Claiming victory from inaccuracy

I rarely criticise other polling companies, due to professional courtesy. NZ is generally well served by the various research companies and we saw Reid Research and Colmar Brunton get some very accurate pre-election polls.

Some other companies were less accurate, and that is also fine. All companies have polls that are less accurate than others. Curia has. Sometimes your poll is a bit dated. Sometimes you’re at one end of the margin of error. So long as one is constantly self-assessing your results and methodology, there is no shame that some polls are less close to an actual result than others.

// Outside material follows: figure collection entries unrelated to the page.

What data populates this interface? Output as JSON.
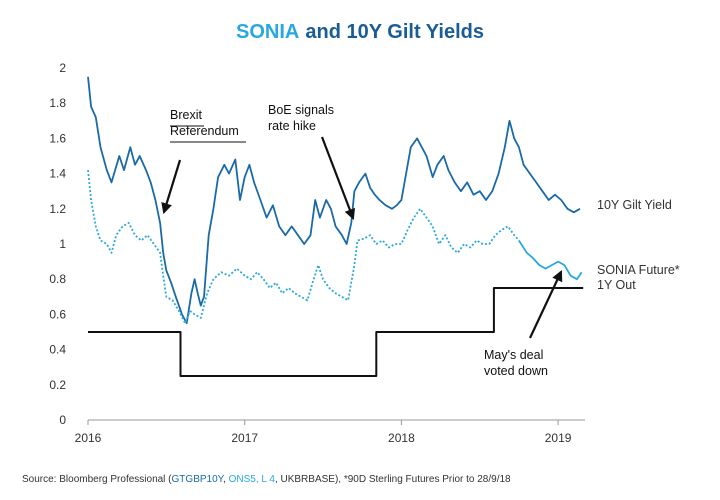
{
  "chart_data": {
    "type": "line",
    "title_parts": [
      {
        "text": "SONIA",
        "color": "#29a8e0"
      },
      {
        "text": "and 10Y Gilt Yields",
        "color": "#1a5c96"
      }
    ],
    "source_parts": [
      {
        "text": "Source: Bloomberg Professional (",
        "color": "#333333"
      },
      {
        "text": "GTGBP10Y",
        "color": "#1a6aa8"
      },
      {
        "text": ", ",
        "color": "#333333"
      },
      {
        "text": "ONS5, L 4",
        "color": "#29a8e0"
      },
      {
        "text": ", UKBRBASE), *90D Sterling Futures Prior to 28/9/18",
        "color": "#333333"
      }
    ],
    "xlim": [
      2016,
      2019.2
    ],
    "xticks": [
      2016,
      2017,
      2018,
      2019
    ],
    "ylim": [
      0,
      2
    ],
    "yticks": [
      0,
      0.2,
      0.4,
      0.6,
      0.8,
      1,
      1.2,
      1.4,
      1.6,
      1.8,
      2
    ],
    "grid": false,
    "series": [
      {
        "name": "10Y Gilt Yield",
        "color": "#1a6aa8",
        "dotted_until": null,
        "x": [
          2016.0,
          2016.02,
          2016.05,
          2016.08,
          2016.12,
          2016.15,
          2016.2,
          2016.23,
          2016.27,
          2016.3,
          2016.33,
          2016.37,
          2016.4,
          2016.43,
          2016.46,
          2016.48,
          2016.5,
          2016.53,
          2016.56,
          2016.6,
          2016.63,
          2016.66,
          2016.68,
          2016.7,
          2016.72,
          2016.74,
          2016.77,
          2016.8,
          2016.83,
          2016.87,
          2016.9,
          2016.94,
          2016.97,
          2017.0,
          2017.03,
          2017.06,
          2017.1,
          2017.14,
          2017.18,
          2017.22,
          2017.26,
          2017.3,
          2017.34,
          2017.38,
          2017.42,
          2017.45,
          2017.48,
          2017.52,
          2017.55,
          2017.58,
          2017.62,
          2017.65,
          2017.68,
          2017.7,
          2017.73,
          2017.77,
          2017.8,
          2017.83,
          2017.86,
          2017.9,
          2017.94,
          2017.97,
          2018.0,
          2018.03,
          2018.06,
          2018.1,
          2018.13,
          2018.16,
          2018.2,
          2018.23,
          2018.27,
          2018.3,
          2018.34,
          2018.38,
          2018.42,
          2018.46,
          2018.5,
          2018.54,
          2018.58,
          2018.62,
          2018.66,
          2018.69,
          2018.72,
          2018.75,
          2018.78,
          2018.82,
          2018.86,
          2018.9,
          2018.94,
          2018.98,
          2019.02,
          2019.06,
          2019.1,
          2019.14
        ],
        "values": [
          1.95,
          1.78,
          1.72,
          1.55,
          1.42,
          1.35,
          1.5,
          1.42,
          1.55,
          1.45,
          1.5,
          1.42,
          1.35,
          1.25,
          1.12,
          0.95,
          0.85,
          0.78,
          0.7,
          0.6,
          0.55,
          0.72,
          0.8,
          0.72,
          0.65,
          0.7,
          1.05,
          1.2,
          1.38,
          1.45,
          1.4,
          1.48,
          1.25,
          1.38,
          1.45,
          1.35,
          1.25,
          1.15,
          1.22,
          1.1,
          1.05,
          1.1,
          1.05,
          1.0,
          1.05,
          1.25,
          1.15,
          1.25,
          1.2,
          1.1,
          1.05,
          1.0,
          1.12,
          1.3,
          1.35,
          1.4,
          1.32,
          1.28,
          1.25,
          1.22,
          1.2,
          1.22,
          1.25,
          1.4,
          1.55,
          1.6,
          1.55,
          1.5,
          1.38,
          1.45,
          1.5,
          1.42,
          1.35,
          1.3,
          1.35,
          1.28,
          1.3,
          1.25,
          1.3,
          1.4,
          1.55,
          1.7,
          1.6,
          1.55,
          1.45,
          1.4,
          1.35,
          1.3,
          1.25,
          1.28,
          1.25,
          1.2,
          1.18,
          1.2
        ]
      },
      {
        "name": [
          "SONIA Future*",
          "1Y Out"
        ],
        "color": "#29a8e0",
        "dotted_until": 2018.74,
        "x": [
          2016.0,
          2016.02,
          2016.05,
          2016.08,
          2016.12,
          2016.15,
          2016.18,
          2016.22,
          2016.26,
          2016.3,
          2016.34,
          2016.38,
          2016.42,
          2016.46,
          2016.48,
          2016.5,
          2016.54,
          2016.58,
          2016.62,
          2016.65,
          2016.68,
          2016.72,
          2016.76,
          2016.8,
          2016.85,
          2016.9,
          2016.95,
          2017.0,
          2017.04,
          2017.08,
          2017.12,
          2017.16,
          2017.2,
          2017.24,
          2017.28,
          2017.32,
          2017.36,
          2017.4,
          2017.44,
          2017.47,
          2017.5,
          2017.54,
          2017.58,
          2017.62,
          2017.66,
          2017.7,
          2017.72,
          2017.76,
          2017.8,
          2017.84,
          2017.88,
          2017.92,
          2017.96,
          2018.0,
          2018.04,
          2018.08,
          2018.12,
          2018.16,
          2018.2,
          2018.24,
          2018.28,
          2018.32,
          2018.36,
          2018.4,
          2018.44,
          2018.48,
          2018.52,
          2018.56,
          2018.6,
          2018.64,
          2018.68,
          2018.72,
          2018.75,
          2018.8,
          2018.84,
          2018.88,
          2018.92,
          2018.96,
          2019.0,
          2019.04,
          2019.08,
          2019.12,
          2019.15
        ],
        "values": [
          1.42,
          1.25,
          1.1,
          1.02,
          1.0,
          0.95,
          1.05,
          1.1,
          1.12,
          1.05,
          1.02,
          1.05,
          1.0,
          0.95,
          0.82,
          0.7,
          0.68,
          0.62,
          0.55,
          0.62,
          0.6,
          0.58,
          0.72,
          0.8,
          0.84,
          0.82,
          0.86,
          0.82,
          0.8,
          0.84,
          0.8,
          0.75,
          0.78,
          0.72,
          0.75,
          0.72,
          0.7,
          0.68,
          0.8,
          0.88,
          0.8,
          0.75,
          0.72,
          0.7,
          0.68,
          0.88,
          1.02,
          1.03,
          1.05,
          1.0,
          1.02,
          0.98,
          1.0,
          1.0,
          1.08,
          1.15,
          1.2,
          1.15,
          1.1,
          1.0,
          1.05,
          0.98,
          0.95,
          1.0,
          0.98,
          1.02,
          1.0,
          1.0,
          1.05,
          1.08,
          1.1,
          1.05,
          1.02,
          0.95,
          0.92,
          0.88,
          0.86,
          0.88,
          0.9,
          0.88,
          0.82,
          0.8,
          0.84
        ]
      },
      {
        "color": "#111111",
        "dotted_until": null,
        "x": [
          2016.0,
          2016.59,
          2016.59,
          2017.84,
          2017.84,
          2018.59,
          2018.59,
          2019.16
        ],
        "values": [
          0.5,
          0.5,
          0.25,
          0.25,
          0.5,
          0.5,
          0.75,
          0.75
        ]
      }
    ],
    "annotations": [
      {
        "lines": [
          "Brexit",
          "Referendum"
        ]
      },
      {
        "lines": [
          "BoE signals",
          "rate hike"
        ]
      },
      {
        "lines": [
          "May's deal",
          "voted down"
        ]
      }
    ]
  }
}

But what annoys me is when a company tries to spin an inaccurate result as accurate. That just insults the intelligence.

So I can’t let past this release from Roy Morgan, which I quote from:

The final Roy Morgan New Zealand Poll of the campaign titled: ‘NZ Election on a knife edge but Labour favoured’ predicted a tight result with Labour favoured to form Government over the incumbent National-led coalition.

That poll predicted Labour/Greens would get 48.5% and National 40%. In fact National beat Labour/Greens by 2% rather than trailed by 8.5%.

Roy Morgan predicted a potential coalition of Labour/Greens/Maori Party would hold 62 seats in Parliament compared to 58 seats for the National-led Opposition. As it turned out the Maori Party failed to hold their two seats in Parliament which instead went to Labour and the combination of Labour/Greens/NZ First will govern with a majority of 63 seats compared to the National-Act NZ opposition which holds 57 seats.

This makes it sound like they were just slightly out. Actually the difference were large. Their poll and the results were:

  • National 50 seats, got 56
  • Labour 49 seats, got 46
  • Greens 11 seats, got 8
  • NZ First 7 seats, got 9

As I said there is nothing wrong with not getting the result right. They were disadvantaged by finishing their poll on 10 September, 13 days before the election. What I object to is the press release which selectively quotes their poll to make it look more accurate than it was.